Bill Gates Comes For a Share of President Kenyatta’s Laptops

June 5, 2013
President Kenyatta with Microsoft Global President, Jean-Philippe Courtois and Dr. Fred Matiangi [Photo||PPS]

Microsoft, the company that has made Bill Gates the richest man in the world, is not willing to be left behind in President Kenyatta’s free laptop program.

Yesterday, the president hosted Microsoft Global President Jean-Philippe Courtois and his delegation at State House Nairobi, where he was assured that Microsoft will support the government in training all primary school teachers to enable them implement the programme by January 2014.
Mr Courtois said his company will work with different partners to develop at least five enterprises in each County to provide technical support in hardware, connectivity and software to all schools in the country.
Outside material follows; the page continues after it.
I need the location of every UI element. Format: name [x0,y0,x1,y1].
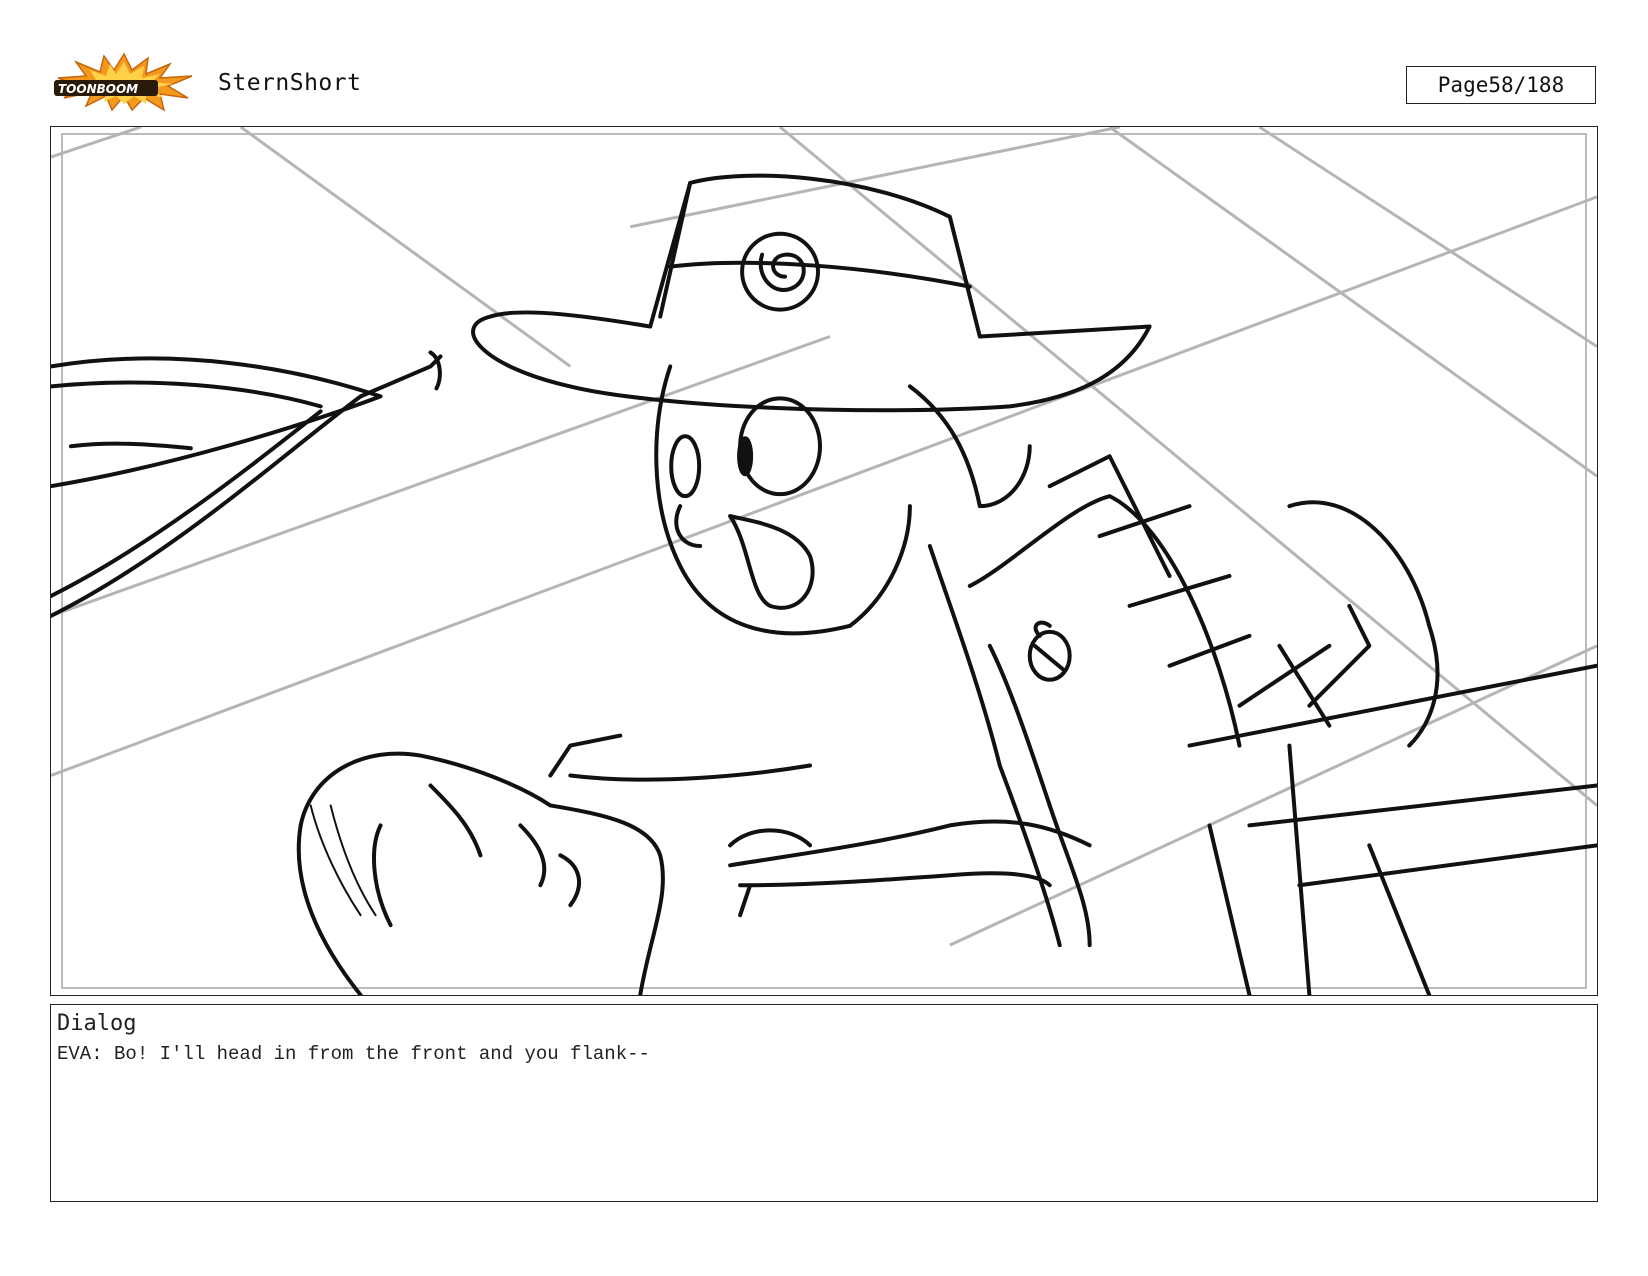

He also assured the president that Microsoft will develop a research and innovation hub at Konza Technology Park to support software developers in the country.

President Kenyatta on his part assured Mr Courtois that his government will provide all the facilitation needed to roll out the partnership in line with the existing laws and regulations. He urged the Ministries of Education and Information Communication and Technology to work closely with Microsoft in order to come up with a framework of rolling out the partnership immediately.
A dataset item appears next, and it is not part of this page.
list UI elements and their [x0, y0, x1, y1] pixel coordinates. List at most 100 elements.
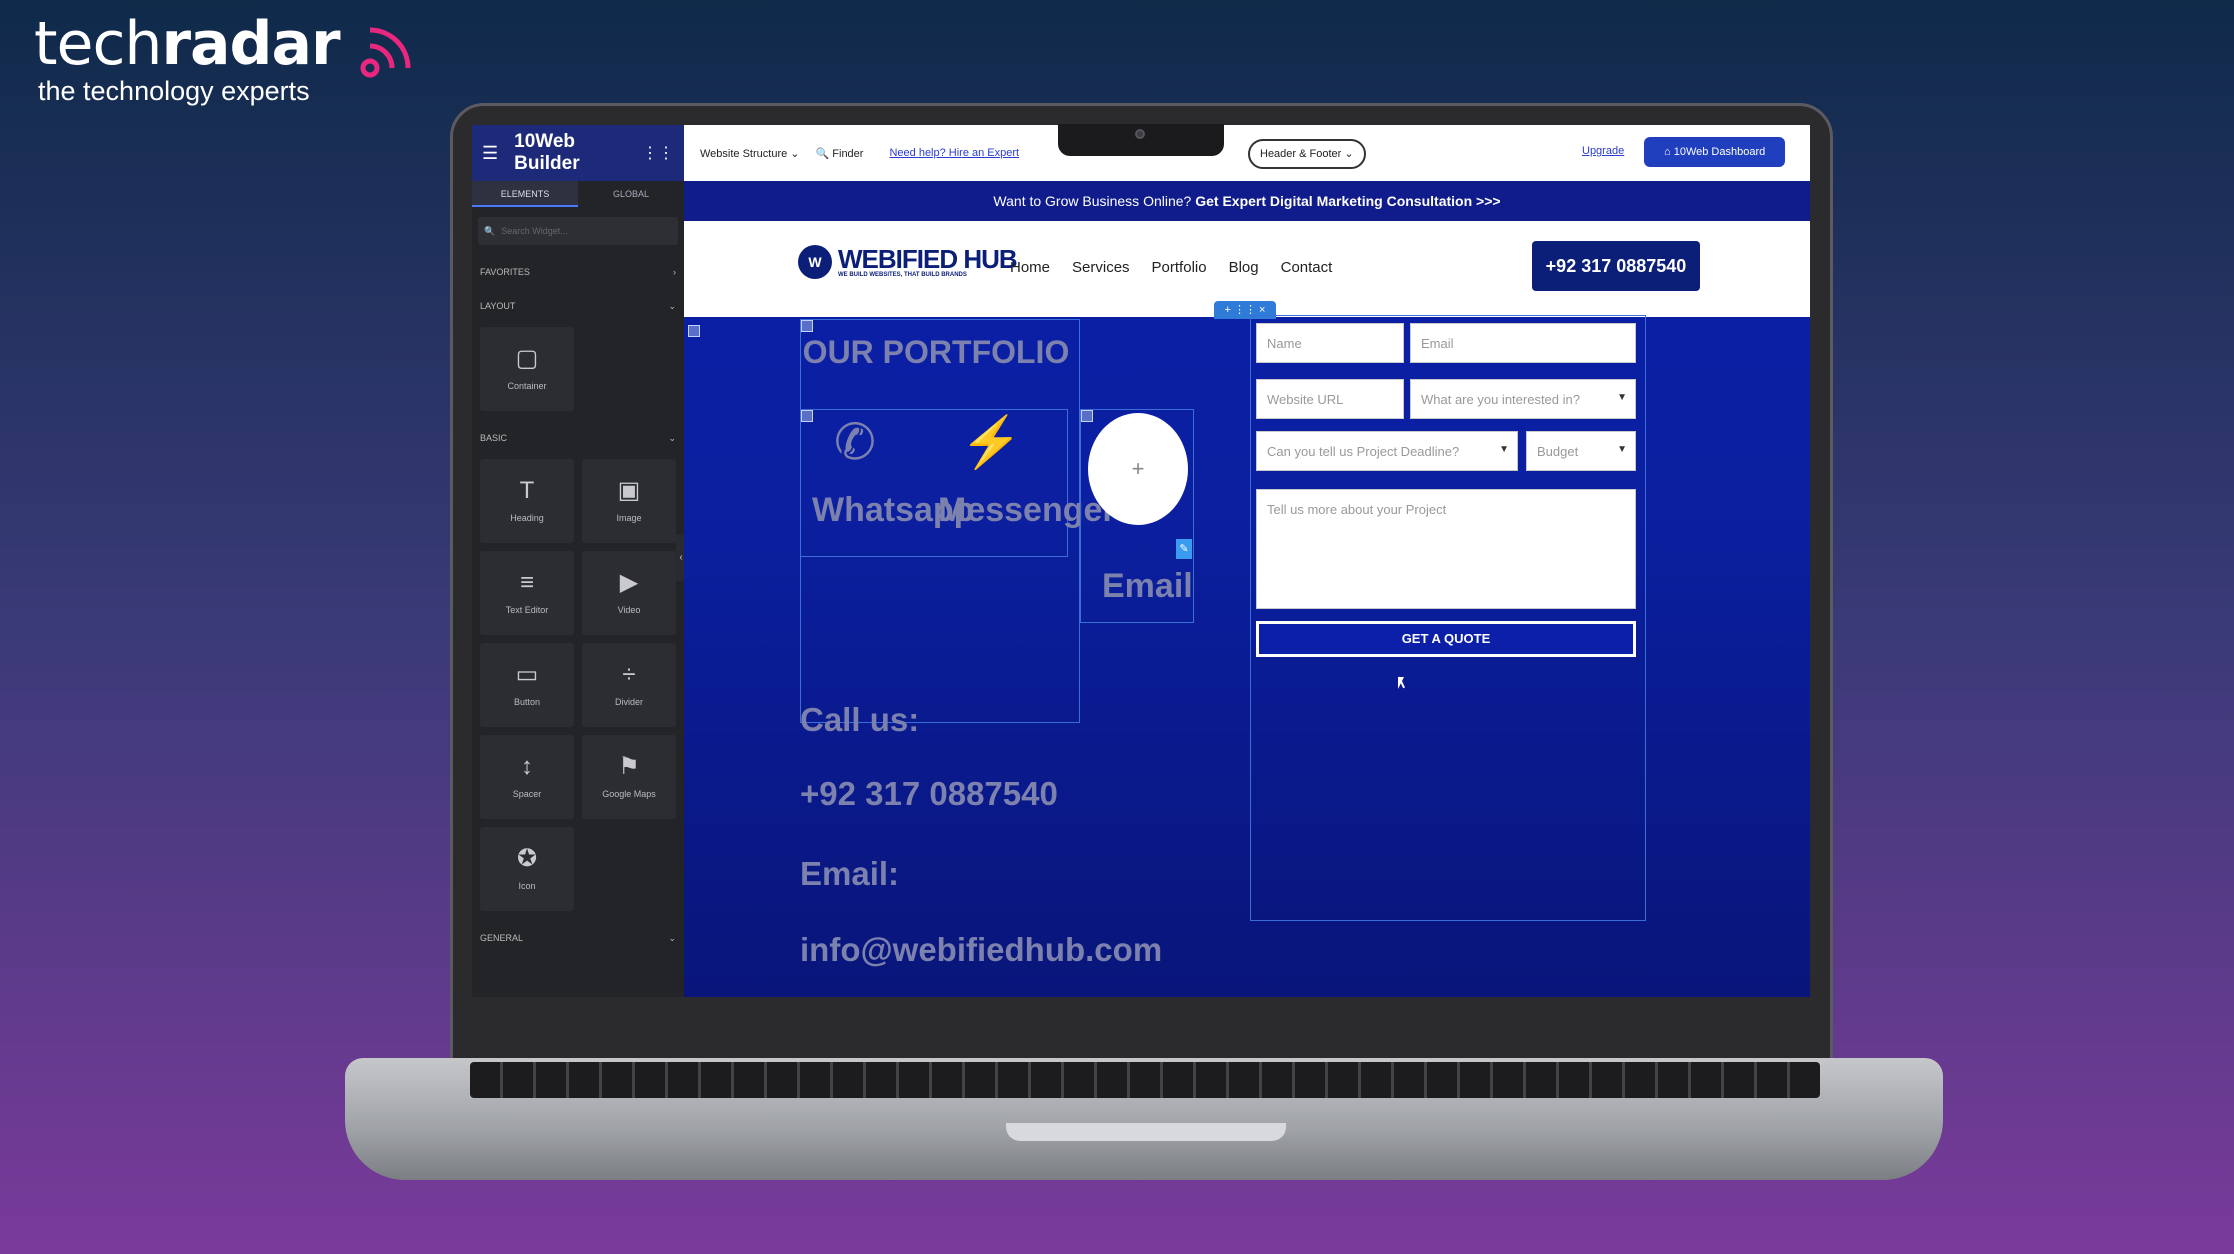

Behind the press release, it is believed that in essence, Microsoft bagged the deal to equip the laptops with its software. 
Most recognized among its brands are Windows, Microsoft Word, Microsoft Powerpoint, and Microsoft Excel.

In retail terms, a single Windows disk goes for between Sh 5000 and Sh 15000. Microsoft Office software – which includes Word, Excel, PowerPoint among others, retail at around Sh 5000. 

Even if the government will get some good discount, it is clear this is big business for Microsoft, and that can be explained by the presence of its global president.

Over a decade ago, some Asian countries introduced a similar laptop programme in their schools. Their governments chose the free and open source Linux operating system, as opposed to Microsoft’s Windows. 
The children grew up using Linux, and years later, they still are. Microsoft lost some of those countries permanently, and sure, they’re not ready to repeat the same mistake in Kenya.

If our children are brought up using Linux, chances are they’ll still use Linux twenty years from now.